Anyway, this album is a pure delight and one of my favorites even beyond the nostalgia factor. For years I searched for any available copy of the album, finding one at a public library at one point and finally locating a cassette version in a record store. It's nice to see this neglected album come back into print, so that the next generation can experience the warmth and catchy music.

Come to think about it, my memories of the cartoon movie are of being corralled into the gym of my elementary school (actually, they called it the "MPR" or "Multi-Purpose Room" – I use the same phrase to explain my S&M dungeon in the basement of my supposedly upscale suburban home) and having to watch the movie every year, along with a "Pippi Longstocking" movie.

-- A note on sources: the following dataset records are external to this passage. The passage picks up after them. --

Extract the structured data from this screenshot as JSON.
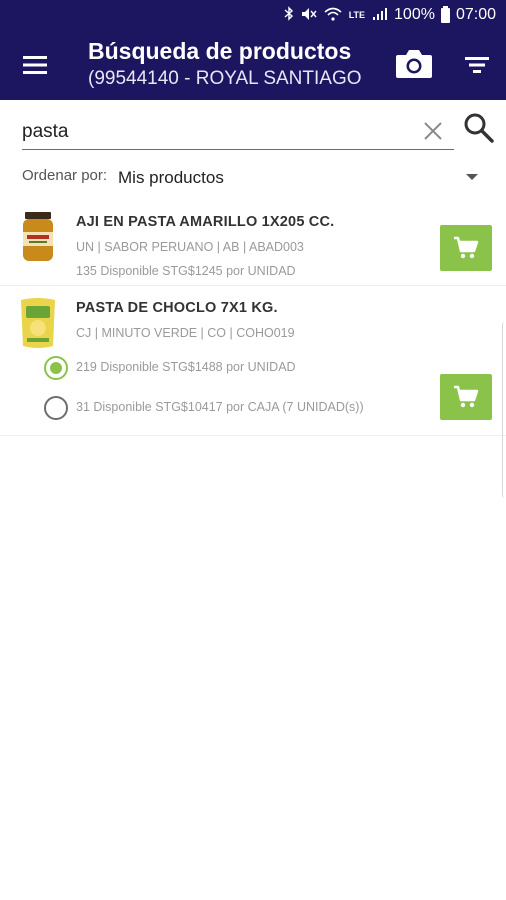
{
  "status_bar": {
    "battery": "100%",
    "time": "07:00",
    "network": "LTE",
    "icons": [
      "bluetooth-icon",
      "mute-icon",
      "wifi-icon",
      "signal-icon",
      "battery-icon"
    ]
  },
  "app_bar": {
    "title": "Búsqueda de productos",
    "subtitle": "(99544140 - ROYAL SANTIAGO",
    "color": "#1c1560",
    "icons": [
      "menu-icon",
      "camera-icon",
      "filter-icon"
    ]
  },
  "search": {
    "value": "pasta",
    "icons": [
      "clear-icon",
      "search-icon"
    ]
  },
  "sort": {
    "label": "Ordenar por:",
    "value": "Mis productos"
  },
  "products": [
    {
      "name": "AJI EN PASTA AMARILLO 1X205 CC.",
      "meta": "UN | SABOR PERUANO | AB | ABAD003",
      "stock": "135 Disponible STG$1245 por UNIDAD"
    },
    {
      "name": "PASTA DE CHOCLO 7X1 KG.",
      "meta": "CJ | MINUTO VERDE | CO | COHO019",
      "options": [
        {
          "label": "219 Disponible STG$1488 por UNIDAD",
          "selected": true
        },
        {
          "label": "31 Disponible STG$10417 por CAJA (7 UNIDAD(s))",
          "selected": false
        }
      ]
    }
  ],
  "accent_color": "#8bc34a"
}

I hated the damn Pippi Longstocking movie but I always looked very forward to "Really Rosie," mainly for the songs. But what is interesting now is that both of these movies deal with strong female role models – I am surprised to see in retrospect that Wescott Elementary was, intentionally or not, kind of progressive.

But then there was the janitor who got busted for cocaine possession and the hall monitor who got fired for calling a kid "an asshole." *Sigh* Sometimes the progressive path leads only to a nasty downfall, I suppose.